Slowdown won't keep Chinese from calling Bangkok 'second home'

Slowdown won't keep Chinese from calling Bangkok 'second home'

Many Chinese visitors call Bangkok their second home, according to the Noble Development Plc chairman. (Bangkok Post file photo)
Many Chinese visitors call Bangkok their second home, according to the Noble Development Plc chairman. (Bangkok Post file photo)

Chinese will keep buying Bangkok property despite the slowdown in Asia’s largest economy amid the trade war with the United States, according to Noble Development Plc.

A desire to diversify investments out of the yuan and growing flight links with Bangkok will support demand, chairman Thongchai Busrapan said in an interview Tuesday.

"Our market is so tiny compared with huge demand from China," he said, adding the capital has become a "second home" for many Chinese.

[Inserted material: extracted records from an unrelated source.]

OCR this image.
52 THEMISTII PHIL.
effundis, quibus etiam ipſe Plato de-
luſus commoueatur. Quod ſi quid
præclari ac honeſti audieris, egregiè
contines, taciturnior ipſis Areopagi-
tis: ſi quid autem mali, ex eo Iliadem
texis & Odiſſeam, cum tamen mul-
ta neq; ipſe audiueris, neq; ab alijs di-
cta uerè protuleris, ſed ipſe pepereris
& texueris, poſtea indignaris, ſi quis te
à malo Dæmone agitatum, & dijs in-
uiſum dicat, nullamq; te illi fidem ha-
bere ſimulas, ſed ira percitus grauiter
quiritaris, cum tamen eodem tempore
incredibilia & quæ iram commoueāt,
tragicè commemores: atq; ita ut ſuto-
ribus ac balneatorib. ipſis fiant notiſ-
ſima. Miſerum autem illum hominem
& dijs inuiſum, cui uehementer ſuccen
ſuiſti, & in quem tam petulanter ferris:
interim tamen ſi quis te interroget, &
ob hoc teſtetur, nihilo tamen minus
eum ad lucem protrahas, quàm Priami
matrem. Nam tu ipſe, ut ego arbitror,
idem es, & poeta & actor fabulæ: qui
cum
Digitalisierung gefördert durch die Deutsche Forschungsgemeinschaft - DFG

Noble’s view runs counter to the argument that a glut of condominiums and stricter mortgage-lending rules are creating a buyer’s market in Bangkok as the Thai economy weakens. An index of Thai property developer shares has fallen about 10% in the past year, exceeding the slide in the overall stock market.

Concerns persist about weak sentiment and the impact on demand of more stringent loan-to-value requirements, Citigroup analysts Sureeporn Sirisansaneeyawong and Kritapas Siripassorn said in a note. Stock valuations look attractive but "there is no near term catalyst," they said.

Noble said its first-quarter condominium sales to foreigners jumped to 1.7 billion baht and are set to hit as much as 6 billion baht in 2019, more than double the previous year’s figure.